Pride

Early this summer our oldest Michael decided he wanted to try football.  He’d never played a down of organized football in his life and he had no clue what he was getting himself into, but he decided to give it a go.  All summer he attended workouts at school for three days a week, and usually three hours per day.  Weight lifting was a big part of it, and since Michael had lifted only a handful of times in the past his body soon started talking back to him.  Then there were the football drills, all foreign to him at the beginning, and the cardio training.  He took it all and persevered. Then in August he came home from vacation and went straight into full practices and started wearing the helmet in the 90 degree-plus heat.

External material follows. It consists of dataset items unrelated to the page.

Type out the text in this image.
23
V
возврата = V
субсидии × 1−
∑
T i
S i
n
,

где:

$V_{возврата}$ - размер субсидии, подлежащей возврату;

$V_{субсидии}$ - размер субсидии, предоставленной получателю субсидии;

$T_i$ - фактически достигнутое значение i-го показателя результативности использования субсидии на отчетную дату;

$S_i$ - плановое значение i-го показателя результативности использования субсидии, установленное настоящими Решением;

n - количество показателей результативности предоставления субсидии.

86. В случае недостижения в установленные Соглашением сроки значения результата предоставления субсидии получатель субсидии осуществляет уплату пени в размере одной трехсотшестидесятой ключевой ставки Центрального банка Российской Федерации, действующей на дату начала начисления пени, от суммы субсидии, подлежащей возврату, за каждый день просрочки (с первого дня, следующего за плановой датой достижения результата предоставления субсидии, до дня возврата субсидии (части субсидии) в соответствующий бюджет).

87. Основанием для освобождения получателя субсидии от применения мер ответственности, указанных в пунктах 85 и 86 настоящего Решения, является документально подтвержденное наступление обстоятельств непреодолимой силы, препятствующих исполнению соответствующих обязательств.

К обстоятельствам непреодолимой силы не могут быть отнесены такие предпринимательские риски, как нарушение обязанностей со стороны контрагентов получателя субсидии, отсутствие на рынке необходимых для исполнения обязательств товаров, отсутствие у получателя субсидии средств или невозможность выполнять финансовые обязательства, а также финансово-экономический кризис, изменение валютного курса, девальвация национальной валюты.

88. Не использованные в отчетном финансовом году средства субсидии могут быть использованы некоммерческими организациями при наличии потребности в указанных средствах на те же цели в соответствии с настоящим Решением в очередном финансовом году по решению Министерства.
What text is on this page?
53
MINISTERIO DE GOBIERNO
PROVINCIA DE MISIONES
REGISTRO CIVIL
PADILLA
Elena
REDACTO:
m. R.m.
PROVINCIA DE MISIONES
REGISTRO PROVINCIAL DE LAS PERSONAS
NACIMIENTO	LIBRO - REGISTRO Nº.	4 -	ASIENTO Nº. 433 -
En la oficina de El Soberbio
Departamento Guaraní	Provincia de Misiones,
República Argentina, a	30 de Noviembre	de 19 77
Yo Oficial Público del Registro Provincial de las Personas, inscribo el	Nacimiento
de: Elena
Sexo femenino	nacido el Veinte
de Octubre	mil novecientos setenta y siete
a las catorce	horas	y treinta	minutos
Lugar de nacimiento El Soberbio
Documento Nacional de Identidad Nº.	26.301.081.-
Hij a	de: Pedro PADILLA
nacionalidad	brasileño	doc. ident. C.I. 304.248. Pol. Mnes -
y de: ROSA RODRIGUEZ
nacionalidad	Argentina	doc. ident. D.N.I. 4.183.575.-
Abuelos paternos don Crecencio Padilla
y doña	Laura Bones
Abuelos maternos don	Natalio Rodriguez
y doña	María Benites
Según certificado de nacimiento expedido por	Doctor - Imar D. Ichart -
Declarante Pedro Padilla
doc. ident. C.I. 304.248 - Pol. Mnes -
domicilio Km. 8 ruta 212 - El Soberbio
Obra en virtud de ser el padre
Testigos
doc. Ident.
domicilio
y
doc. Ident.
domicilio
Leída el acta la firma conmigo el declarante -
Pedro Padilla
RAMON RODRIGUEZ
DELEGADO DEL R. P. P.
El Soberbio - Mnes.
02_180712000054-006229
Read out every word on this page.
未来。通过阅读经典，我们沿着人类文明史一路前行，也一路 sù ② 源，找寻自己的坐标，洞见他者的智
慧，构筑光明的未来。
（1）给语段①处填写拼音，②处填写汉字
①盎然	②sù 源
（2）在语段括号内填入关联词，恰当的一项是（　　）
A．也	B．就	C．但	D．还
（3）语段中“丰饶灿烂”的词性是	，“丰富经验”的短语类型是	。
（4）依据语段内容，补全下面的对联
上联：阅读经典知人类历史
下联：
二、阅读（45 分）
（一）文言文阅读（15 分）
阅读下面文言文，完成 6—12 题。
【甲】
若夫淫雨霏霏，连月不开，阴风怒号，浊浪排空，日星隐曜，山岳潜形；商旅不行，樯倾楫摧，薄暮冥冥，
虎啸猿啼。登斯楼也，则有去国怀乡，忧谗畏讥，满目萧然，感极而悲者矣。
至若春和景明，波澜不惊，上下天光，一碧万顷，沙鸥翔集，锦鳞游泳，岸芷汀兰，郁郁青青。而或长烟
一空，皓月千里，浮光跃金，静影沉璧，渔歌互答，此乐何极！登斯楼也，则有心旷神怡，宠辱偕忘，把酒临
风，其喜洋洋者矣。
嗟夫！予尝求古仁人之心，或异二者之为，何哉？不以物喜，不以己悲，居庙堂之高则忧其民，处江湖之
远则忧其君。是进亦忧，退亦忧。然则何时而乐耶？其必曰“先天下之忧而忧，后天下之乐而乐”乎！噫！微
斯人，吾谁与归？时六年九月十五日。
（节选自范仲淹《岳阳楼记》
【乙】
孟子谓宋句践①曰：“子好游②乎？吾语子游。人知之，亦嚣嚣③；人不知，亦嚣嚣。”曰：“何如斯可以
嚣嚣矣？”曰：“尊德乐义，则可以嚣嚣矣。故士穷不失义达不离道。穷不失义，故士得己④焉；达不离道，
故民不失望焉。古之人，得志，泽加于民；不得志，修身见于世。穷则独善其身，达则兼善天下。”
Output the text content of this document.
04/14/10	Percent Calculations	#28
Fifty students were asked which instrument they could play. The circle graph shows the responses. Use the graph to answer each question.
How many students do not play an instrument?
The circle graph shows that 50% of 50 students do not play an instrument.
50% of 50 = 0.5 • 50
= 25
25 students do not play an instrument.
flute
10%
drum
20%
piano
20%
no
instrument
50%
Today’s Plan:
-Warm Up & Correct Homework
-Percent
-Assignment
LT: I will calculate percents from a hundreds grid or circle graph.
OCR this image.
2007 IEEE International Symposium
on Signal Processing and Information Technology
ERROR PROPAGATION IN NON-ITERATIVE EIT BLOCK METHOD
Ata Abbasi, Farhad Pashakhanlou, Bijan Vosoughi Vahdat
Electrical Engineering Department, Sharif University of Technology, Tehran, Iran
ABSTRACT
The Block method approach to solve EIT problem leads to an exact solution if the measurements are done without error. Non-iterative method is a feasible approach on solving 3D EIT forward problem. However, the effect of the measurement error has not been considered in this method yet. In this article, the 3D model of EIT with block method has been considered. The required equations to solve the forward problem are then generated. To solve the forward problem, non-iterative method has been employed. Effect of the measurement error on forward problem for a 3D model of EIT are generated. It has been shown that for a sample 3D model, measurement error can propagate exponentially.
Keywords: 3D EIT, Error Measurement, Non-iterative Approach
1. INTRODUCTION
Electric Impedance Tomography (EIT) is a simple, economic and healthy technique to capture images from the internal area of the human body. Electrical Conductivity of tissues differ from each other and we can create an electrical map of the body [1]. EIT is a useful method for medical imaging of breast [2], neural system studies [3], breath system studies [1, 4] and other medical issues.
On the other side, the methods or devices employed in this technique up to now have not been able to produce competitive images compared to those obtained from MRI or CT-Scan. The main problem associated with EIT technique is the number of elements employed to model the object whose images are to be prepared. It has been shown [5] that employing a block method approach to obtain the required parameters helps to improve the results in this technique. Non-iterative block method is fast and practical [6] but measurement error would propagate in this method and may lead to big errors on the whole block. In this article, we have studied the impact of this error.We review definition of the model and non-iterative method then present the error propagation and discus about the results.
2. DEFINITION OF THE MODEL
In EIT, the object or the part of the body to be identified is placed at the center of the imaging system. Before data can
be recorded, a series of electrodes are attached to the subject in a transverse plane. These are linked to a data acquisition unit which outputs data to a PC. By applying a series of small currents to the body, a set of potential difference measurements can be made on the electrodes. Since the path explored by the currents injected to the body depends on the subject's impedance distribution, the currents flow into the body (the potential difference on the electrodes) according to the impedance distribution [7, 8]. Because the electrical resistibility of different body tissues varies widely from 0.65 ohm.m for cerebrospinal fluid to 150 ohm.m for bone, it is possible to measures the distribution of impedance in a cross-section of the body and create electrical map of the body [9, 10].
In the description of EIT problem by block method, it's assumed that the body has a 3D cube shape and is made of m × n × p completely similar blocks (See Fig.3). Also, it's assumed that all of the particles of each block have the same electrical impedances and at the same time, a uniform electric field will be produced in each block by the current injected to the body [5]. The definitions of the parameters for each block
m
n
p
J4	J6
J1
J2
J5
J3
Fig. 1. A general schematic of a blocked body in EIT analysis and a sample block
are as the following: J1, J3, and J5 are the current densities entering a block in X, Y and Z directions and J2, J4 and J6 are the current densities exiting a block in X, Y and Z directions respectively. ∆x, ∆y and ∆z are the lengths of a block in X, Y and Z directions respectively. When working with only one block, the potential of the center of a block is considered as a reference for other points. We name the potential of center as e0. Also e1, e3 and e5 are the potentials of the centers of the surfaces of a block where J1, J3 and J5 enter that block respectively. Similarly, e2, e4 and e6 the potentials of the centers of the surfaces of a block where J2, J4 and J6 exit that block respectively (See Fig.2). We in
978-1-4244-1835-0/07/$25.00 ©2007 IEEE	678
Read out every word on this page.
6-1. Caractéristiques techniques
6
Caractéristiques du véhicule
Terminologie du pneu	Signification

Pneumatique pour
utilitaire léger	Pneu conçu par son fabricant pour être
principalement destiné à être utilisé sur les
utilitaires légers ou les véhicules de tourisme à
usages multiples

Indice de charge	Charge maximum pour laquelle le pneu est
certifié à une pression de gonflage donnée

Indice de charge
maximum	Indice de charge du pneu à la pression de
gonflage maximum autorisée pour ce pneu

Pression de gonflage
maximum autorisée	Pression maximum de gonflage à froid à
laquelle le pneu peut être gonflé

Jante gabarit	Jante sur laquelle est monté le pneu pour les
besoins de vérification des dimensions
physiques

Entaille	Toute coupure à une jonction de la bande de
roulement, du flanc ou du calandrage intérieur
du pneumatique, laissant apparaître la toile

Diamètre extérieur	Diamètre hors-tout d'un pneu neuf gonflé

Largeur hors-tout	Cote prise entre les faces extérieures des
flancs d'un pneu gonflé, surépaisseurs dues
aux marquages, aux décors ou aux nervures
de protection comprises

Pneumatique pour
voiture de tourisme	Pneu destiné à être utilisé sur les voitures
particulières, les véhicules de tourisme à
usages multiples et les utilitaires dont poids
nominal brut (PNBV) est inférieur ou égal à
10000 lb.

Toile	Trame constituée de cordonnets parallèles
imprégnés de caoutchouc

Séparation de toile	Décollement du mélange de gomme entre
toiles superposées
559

Finally the season started and he was issued his beloved 71 jersey.  Then the first game came along against Glenn H.S. and he watched and listened from the sidelines, soaking it all in, but never getting into the game.  No surprise there since he hadn’t even been wearing pads for a month.  Then the second game against Carver H.S. came along and again he watched from the sidelines.  Last week they played their third game against arch-rival Reagan and Michael thought he might get some playing time, but it didn’t happen and he was getting pretty dejected.  We talked a lot about how it was important to keep playing hard at practice, to show that he had the gumption to pick himself up after disappointment and show what he was made of.  We talked about how hard it is to work your way into a playing position once the coaches have their rotation set.  We talked about the whole purpose being to try your hardest no matter the result and have no regrets at the end, about how the worst thing is to not give it your all and then wonder years later if you could have played if you’d tried harder.
PhotoAnd so Michael went back to school and practiced hard.  He wasn’t happy, but he kept at it.  Tonight his team played Parkland H.S.  His sister Erin had soccer practice and I was at the field with her, wrapping things up when we I checked my phone and saw a text from his Mom, Celeste, telling me that his team was up 26-0 at the end of the third quarter.  The message was 15 minutes old and we were 10 minutes from the game, and I figured that if Michael was going to get into a game then tonight would be the night. Erin and I ran to the car and I tried to make record time to the school.  Erin called Celeste for an update and she told us that there were about six minutes left in the game and Michael hadn’t been in yet (she was wrong, but more on that later). Of course we got stuck behind every slowpoke driver in the county on the way over there and then Erin’s phone rang and Celeste told her that there were three minutes left in the game and it looked like Michael might be going in. I pulled into the parking lot two minutes later and Erin and I sprinted to the stadium.  As I approached the fence I saw number 71 lined up in the middle of the line, nose over the center, and then the ball snapped and Michael got two fists full of jersey and stood the boy up on his toes.  The runner took the ball around the end and Michael pursued.  He didn’t get in on the tackle but he was in the mix.  A play or two later he was out of the game and another boy got a chance to play.  On the sideline Michael pulled off his helmet and I could see his smile from 50 yards away.  After the game he told me that he was put in on the punt team at the end of the third quarter, but since he’d never practiced with the punt team he had no idea what he was doing.  That also probably explains why Celeste didn’t see him go in the first time, seeing as there was no reason to expect to see him there.

All told Michael was in for five plays tonight, but I don’t care if he plays another down in his life because I couldn’t be prouder.

2 thoughts on “Pride

  1. Yarddawg

    Jon
    Embarrassingly I posted this on the above post. Considering the subject it is most inappropriate. It must be the moon phase considering the newspapers messing up all week.
    Nevertheless now placing this in the correct place. I hope:
    Good for him and understandably for dad also.
    When we lived in Africa my son played rugby. In his first contest he scored a try (touchdown). I recall wanting to saw the top off of our car so both of our heads would fit better.